L’Ato Palermo 1 vivrà almeno fino al prossimo 30 giugno. Il governatore Rosario Crocetta ha firmato infatti l’ordinanza di proroga dell’azienda in liquidazione che sarà guidata dal nuovo commissario straordinario Raffaele Di Salvo, già commissario ad acta dell’Ato idrico di Siracusa.

Nei territorio dell’Ato 1 si è registrata una vera e propria emergenza rifiuti con vere e proprie montagne di spazzatura abbandonate per strada e con i ‘soliti’ roghi ai cassonetti. A Cinisi, uno dei comuni maggiormente interessati dall’emergenza, terminato il servizio straordinario che l’Amministrazione ha affidato ai sensi della Legge 191/2009 all’Agesp di Castellammare del Golfo, e dopo lo stop imposto dalla Regione Siciliana sino al 6 gennaio, il Comune ha ripreso a conferire nella discarica di contrada “Coda Volpe” di Catania.

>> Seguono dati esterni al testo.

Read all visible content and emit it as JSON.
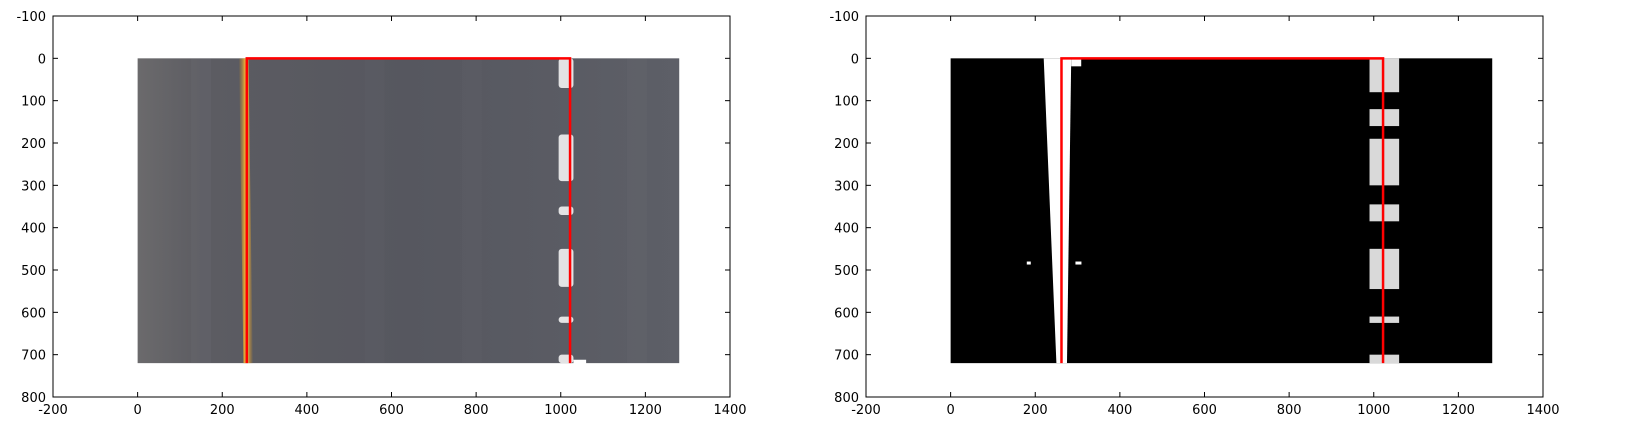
{
  "chart_data": [
    {
      "type": "image",
      "title": "",
      "xlabel": "",
      "ylabel": "",
      "xlim": [
        -200,
        1400
      ],
      "ylim": [
        800,
        -100
      ],
      "y_inverted": true,
      "xticks": [
        -200,
        0,
        200,
        400,
        600,
        800,
        1000,
        1200,
        1400
      ],
      "yticks": [
        -100,
        0,
        100,
        200,
        300,
        400,
        500,
        600,
        700,
        800
      ],
      "image_extent": [
        0,
        1280,
        720,
        0
      ],
      "image_content": "warped color road image, grey asphalt, yellow left lane line, white dashed right lane markings",
      "overlay": {
        "color": "#ff0000",
        "points": [
          [
            258,
            720
          ],
          [
            258,
            0
          ],
          [
            1022,
            0
          ],
          [
            1022,
            720
          ]
        ]
      },
      "background_colors": {
        "road": "#55565d",
        "left_line": "#d8a23a",
        "right_marks": "#f2f2f2"
      }
    },
    {
      "type": "image",
      "title": "",
      "xlabel": "",
      "ylabel": "",
      "xlim": [
        -200,
        1400
      ],
      "ylim": [
        800,
        -100
      ],
      "y_inverted": true,
      "xticks": [
        -200,
        0,
        200,
        400,
        600,
        800,
        1000,
        1200,
        1400
      ],
      "yticks": [
        -100,
        0,
        100,
        200,
        300,
        400,
        500,
        600,
        700,
        800
      ],
      "image_extent": [
        0,
        1280,
        720,
        0
      ],
      "image_content": "binary thresholded warped road image, black background with white lane line pixels",
      "overlay": {
        "color": "#ff0000",
        "points": [
          [
            262,
            720
          ],
          [
            262,
            0
          ],
          [
            1022,
            0
          ],
          [
            1022,
            720
          ]
        ]
      },
      "background_colors": {
        "road": "#000000",
        "left_line": "#ffffff",
        "right_marks": "#ffffff"
      }
    }
  ]
}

“I risultati di questa politica totalmente fallimentare sono i cumuli d’immondizia che continuano ad infestare e deturpare le strade del nostro comune!”, scrivono i componenti del Movimento “La RI Generazione Cinisi”, che hanno sempre criticato la politica emergenziale regionale in materia di rifiuti.

Dal movimento è arrivata anche la proposta per la creazione di un centro comunale di raccolta: “Bisogna ridurre la quantità dei rifiuti da portare in discarica – si legge in una nota – puntando in primis sulla raccolta differenziata. La migliore soluzione possibile per Cinisi è creare un centro comunale di raccolta rifiuti (C.C.R.)”.

Da un’indagine sul territorio e dall’analisi attenta della documentazionea disposizione del movimento risulta essere idoneo a tale scopo il sito che si trova in contrada San Giovanni, già di proprietà della Regione Siciliana.